# Specialist Keepers.......anyone?



## TSKA Rory Matier (May 27, 2007)

The one thing that l am noticing of late as l look through the various drafts of codes of practice is the term - 'Specialist Keeper' which interests me anyway, because of the principals of TSKA - The Specialist Keepers' Association.

Our introduction within the website earned me much scorn when l originally opened up with it a couple of years ago, stating that l was being snobby and arrogant, this was not the intention, but l was trying to make a distinction between keepers that genuinely care about what they are and were doing.

But the codes of practice make a reference to the term, 'specialist keeper' so what in your eyes do you think the term specialist keeper means?

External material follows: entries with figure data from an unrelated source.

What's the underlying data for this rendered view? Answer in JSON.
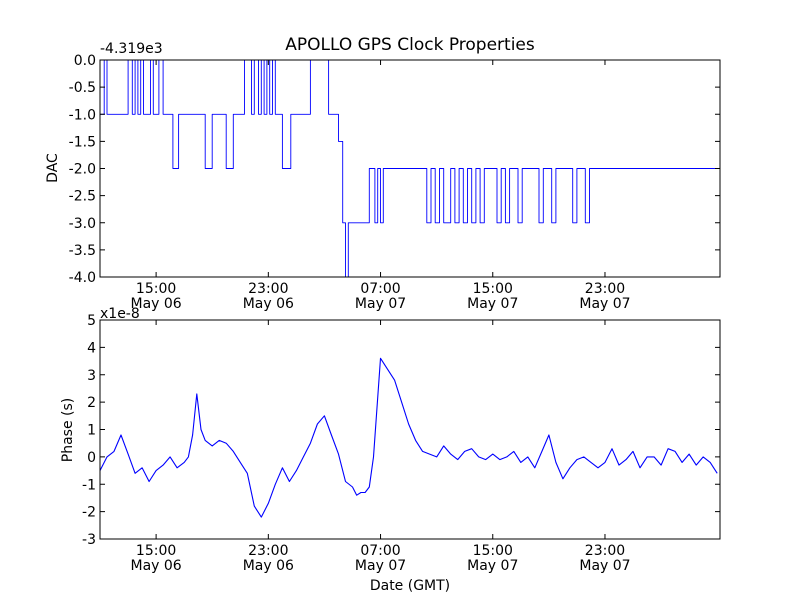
{
  "chart_data": [
    {
      "type": "line",
      "title": "APOLLO GPS Clock Properties",
      "ylabel": "DAC",
      "xlabel": "",
      "y_offset_text": "-4.319e3",
      "ylim": [
        -4.0,
        0.0
      ],
      "x_unit": "hours since May 06 00:00 GMT",
      "xlim": [
        11,
        55.2
      ],
      "yticks": [
        "0.0",
        "-0.5",
        "-1.0",
        "-1.5",
        "-2.0",
        "-2.5",
        "-3.0",
        "-3.5",
        "-4.0"
      ],
      "xticks": [
        {
          "x": 15,
          "time": "15:00",
          "date": "May 06"
        },
        {
          "x": 23,
          "time": "23:00",
          "date": "May 06"
        },
        {
          "x": 31,
          "time": "07:00",
          "date": "May 07"
        },
        {
          "x": 39,
          "time": "15:00",
          "date": "May 07"
        },
        {
          "x": 47,
          "time": "23:00",
          "date": "May 07"
        }
      ],
      "series": [
        {
          "color": "#0000ff",
          "x": [
            11.0,
            11.3,
            11.5,
            12.8,
            13.0,
            13.3,
            13.5,
            13.7,
            13.9,
            14.1,
            14.3,
            14.6,
            14.8,
            15.0,
            15.2,
            15.5,
            15.8,
            16.0,
            16.2,
            16.4,
            16.6,
            16.8,
            17.0,
            17.2,
            17.4,
            18.0,
            18.5,
            19.0,
            19.5,
            20.0,
            20.5,
            21.0,
            21.3,
            21.8,
            22.0,
            22.3,
            22.5,
            22.7,
            22.9,
            23.1,
            23.3,
            23.5,
            23.7,
            24.0,
            24.3,
            24.6,
            25.0,
            25.5,
            26.0,
            26.5,
            27.0,
            27.3,
            28.0,
            28.3,
            28.5,
            28.7,
            29.0,
            29.2,
            29.5,
            29.7,
            30.0,
            30.2,
            30.4,
            30.6,
            30.8,
            31.0,
            31.2,
            31.5,
            32.0,
            32.3,
            32.6,
            32.9,
            33.2,
            33.5,
            34.0,
            34.3,
            34.6,
            34.9,
            35.2,
            35.5,
            36.0,
            36.3,
            36.6,
            36.9,
            37.2,
            37.5,
            37.8,
            38.1,
            38.4,
            38.7,
            39.0,
            39.3,
            39.6,
            39.9,
            40.2,
            40.5,
            40.8,
            41.1,
            41.4,
            41.7,
            42.0,
            42.3,
            42.6,
            42.9,
            43.2,
            43.5,
            43.8,
            44.1,
            44.4,
            44.7,
            45.0,
            45.3,
            45.6,
            45.9,
            46.2,
            46.5,
            46.8,
            47.1,
            47.4,
            47.7,
            48.0,
            48.3,
            48.6,
            48.9,
            49.2,
            49.5,
            49.8,
            50.1,
            50.4,
            50.7,
            51.0,
            51.3,
            51.6,
            51.9,
            52.2,
            52.5,
            52.8,
            53.1,
            53.4,
            53.7,
            54.0,
            54.3,
            54.6,
            54.9,
            55.2
          ],
          "y": [
            -1.0,
            0.0,
            -1.0,
            -1.0,
            0.0,
            -1.0,
            0.0,
            -1.0,
            0.0,
            -1.0,
            -1.0,
            0.0,
            -1.0,
            -1.0,
            0.0,
            -1.0,
            -1.0,
            -1.0,
            -2.0,
            -2.0,
            -1.0,
            -1.0,
            -1.0,
            -1.0,
            -1.0,
            -1.0,
            -2.0,
            -1.0,
            -1.0,
            -2.0,
            -1.0,
            -1.0,
            0.0,
            -1.0,
            0.0,
            -1.0,
            0.0,
            -1.0,
            0.0,
            -1.0,
            0.0,
            -1.0,
            -1.0,
            -2.0,
            -2.0,
            -1.0,
            -1.0,
            -1.0,
            0.0,
            0.0,
            0.0,
            -1.0,
            -1.5,
            -3.0,
            -4.0,
            -3.0,
            -3.0,
            -3.0,
            -3.0,
            -3.0,
            -3.0,
            -2.0,
            -2.0,
            -3.0,
            -2.0,
            -3.0,
            -2.0,
            -2.0,
            -2.0,
            -2.0,
            -2.0,
            -2.0,
            -2.0,
            -2.0,
            -2.0,
            -3.0,
            -2.0,
            -3.0,
            -2.0,
            -3.0,
            -2.0,
            -3.0,
            -2.0,
            -3.0,
            -2.0,
            -3.0,
            -2.0,
            -3.0,
            -2.0,
            -2.0,
            -2.0,
            -3.0,
            -2.0,
            -3.0,
            -2.0,
            -2.0,
            -3.0,
            -2.0,
            -2.0,
            -2.0,
            -2.0,
            -3.0,
            -2.0,
            -2.0,
            -3.0,
            -2.0,
            -2.0,
            -2.0,
            -2.0,
            -3.0,
            -2.0,
            -2.0,
            -3.0,
            -2.0,
            -2.0,
            -2.0,
            -2.0,
            -2.0,
            -2.0,
            -2.0,
            -2.0,
            -2.0,
            -2.0,
            -2.0,
            -2.0,
            -2.0,
            -2.0,
            -2.0,
            -2.0,
            -2.0,
            -2.0,
            -2.0,
            -2.0,
            -2.0,
            -2.0,
            -2.0,
            -2.0,
            -2.0,
            -2.0,
            -2.0,
            -2.0,
            -2.0,
            -2.0,
            -2.0,
            -2.0
          ]
        }
      ]
    },
    {
      "type": "line",
      "title": "",
      "ylabel": "Phase (s)",
      "xlabel": "Date (GMT)",
      "y_offset_text": "x1e-8",
      "ylim": [
        -3,
        5
      ],
      "x_unit": "hours since May 06 00:00 GMT",
      "xlim": [
        11,
        55.2
      ],
      "yticks": [
        "5",
        "4",
        "3",
        "2",
        "1",
        "0",
        "-1",
        "-2",
        "-3"
      ],
      "xticks": [
        {
          "x": 15,
          "time": "15:00",
          "date": "May 06"
        },
        {
          "x": 23,
          "time": "23:00",
          "date": "May 06"
        },
        {
          "x": 31,
          "time": "07:00",
          "date": "May 07"
        },
        {
          "x": 39,
          "time": "15:00",
          "date": "May 07"
        },
        {
          "x": 47,
          "time": "23:00",
          "date": "May 07"
        }
      ],
      "series": [
        {
          "color": "#0000ff",
          "x": [
            11.0,
            11.5,
            12.0,
            12.5,
            13.0,
            13.5,
            14.0,
            14.5,
            15.0,
            15.5,
            16.0,
            16.5,
            17.0,
            17.3,
            17.6,
            17.9,
            18.2,
            18.5,
            19.0,
            19.5,
            20.0,
            20.5,
            21.0,
            21.5,
            22.0,
            22.5,
            23.0,
            23.5,
            24.0,
            24.5,
            25.0,
            25.5,
            26.0,
            26.5,
            27.0,
            27.5,
            28.0,
            28.5,
            29.0,
            29.3,
            29.6,
            29.9,
            30.2,
            30.5,
            31.0,
            31.5,
            32.0,
            32.5,
            33.0,
            33.5,
            34.0,
            34.5,
            35.0,
            35.5,
            36.0,
            36.5,
            37.0,
            37.5,
            38.0,
            38.5,
            39.0,
            39.5,
            40.0,
            40.5,
            41.0,
            41.5,
            42.0,
            42.5,
            43.0,
            43.5,
            44.0,
            44.5,
            45.0,
            45.5,
            46.0,
            46.5,
            47.0,
            47.5,
            48.0,
            48.5,
            49.0,
            49.5,
            50.0,
            50.5,
            51.0,
            51.5,
            52.0,
            52.5,
            53.0,
            53.5,
            54.0,
            54.5,
            55.0
          ],
          "y": [
            -0.5,
            0.0,
            0.2,
            0.8,
            0.1,
            -0.6,
            -0.4,
            -0.9,
            -0.5,
            -0.3,
            0.0,
            -0.4,
            -0.2,
            0.0,
            0.8,
            2.3,
            1.0,
            0.6,
            0.4,
            0.6,
            0.5,
            0.2,
            -0.2,
            -0.6,
            -1.8,
            -2.2,
            -1.7,
            -1.0,
            -0.4,
            -0.9,
            -0.5,
            0.0,
            0.5,
            1.2,
            1.5,
            0.8,
            0.1,
            -0.9,
            -1.1,
            -1.4,
            -1.3,
            -1.3,
            -1.1,
            0.0,
            3.6,
            3.2,
            2.8,
            2.0,
            1.2,
            0.6,
            0.2,
            0.1,
            0.0,
            0.4,
            0.1,
            -0.1,
            0.2,
            0.3,
            0.0,
            -0.1,
            0.1,
            -0.1,
            0.0,
            0.2,
            -0.2,
            0.0,
            -0.4,
            0.2,
            0.8,
            -0.2,
            -0.8,
            -0.4,
            -0.1,
            0.0,
            -0.2,
            -0.4,
            -0.2,
            0.3,
            -0.3,
            -0.1,
            0.2,
            -0.4,
            0.0,
            0.0,
            -0.3,
            0.3,
            0.2,
            -0.2,
            0.1,
            -0.3,
            0.0,
            -0.2,
            -0.6
          ]
        }
      ]
    }
  ]
}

I know what l mean and how l feel and think, especially in more recent times, but what do you think they mean - They? as in those whom will be addressing the codes of practice to exotic species husbandry and maintenance.

Rory
*What is a Professional and what is a Specialist Keeper?*

*Well we believe it comes down to personal interpretation from each individual as to how they see this title and what it means to them in reference to the keeping of animals.*

*It comes down to an independant belief due to there being no precisely written standards on what is compliant with each identity.*

*Some may perceive the term professional to mean 'Qualified' in so far as having certifications from their chosen field of expertise, or qualified in a more generalised aspect of their field/s. *

*And yet this could be classed as 'Professional', especially if the certifications have come from a recognised awarding body.*

*There is of course higher education that individuals can take from the basic qualification to much higher levels of certification and achievement. *

*Whilst we agree that qualifications is a committed step towards professionalism, the learning curve is ongoing throughout our lives, and education and the ability to learn is displaying that the individual has the motivation to absorb, digest and understand what is presented before them.*
*And we acknowledge this process.*

*But it also takes an individual who is quite possibly previously experienced with animal keeping to possess the ability to take on board qualified learning process's.*

*As many parties whom pay heed towards the 'qualified professional' in so far as we have just discussed, there are many others who say that a keeper who has been awarded licencing such as the DWAL [Dangerous Wild Animals' Licence] is a sure fire candidate for professionalism.*

*Now this too holds some credit, for to be awarded this particular licence or similiar such licence in connection with the keeping and maintaining of animal species is clearly a recognition from the local governmental office, DEFRA that the successful applicant is to be seen as a professional.*

*But this is only applicable to species that are held within the Dangerous Wild Animal Licence [in connection with Exotic Species] where does that leave the 'specialist keeper' who does not hold species held within the licencing structure?*

*But we do acknowledge holders of awarded licencing.*

*But in so saying, this licencing just represents that the individual is an experienced keeper who has met with success the criteria laid down by the governing body.*

*So whilst we accept both of the above as serious contributions towards being classed as a professional keeper, what else is there?*

*I think that one of the most important features that is oft overlooked due to a confusion with the word itself is experience, the way an individual conducts herself or himself with the animals they maintain.*
*An experienced keeper will easily pass the criteria laid down by the licencing authorities, and they will by all means be able to adopt the learning curve process with ease, but in the latter what should happen if they have the ability but not the time?*

*My personal opinion is that an individual keeper can be classed as a professional in any field if they are able to display to others their complete understanding of the animals they are working with. This is not saying that they know everything - for as previously stated - we learn every day of our lives, and in the case of licencing they will use their experience in their application.*

*But in the case of the Professional Keeper & Specialist Exotics Keeper, l do believe that this statement would and could be held aloft.*

*"A keeper with considerable and knowledgeable experience in the captive husbandry of animals. Keeping their species in as as close to their natural environment as possible - either in a personal fulfillment capacity or in a zoological establishment employed capacity".*

*Whilst this does very specifically seemingly apply to the 'exotics keeper' alone, l think in the case of feline, canine and equine professional keepers, whilst not specifically tied into exotic fields, they should see what we are stipulating here.*

*That above all, be you a professional keeper or a specialist exotic keeper specialising in a particular field, that what is paramount in the broad picture is being able to 'conduct animal welfare for your species in a professional manner'*

*Is this not also the sign of a professional keeper?*​


----------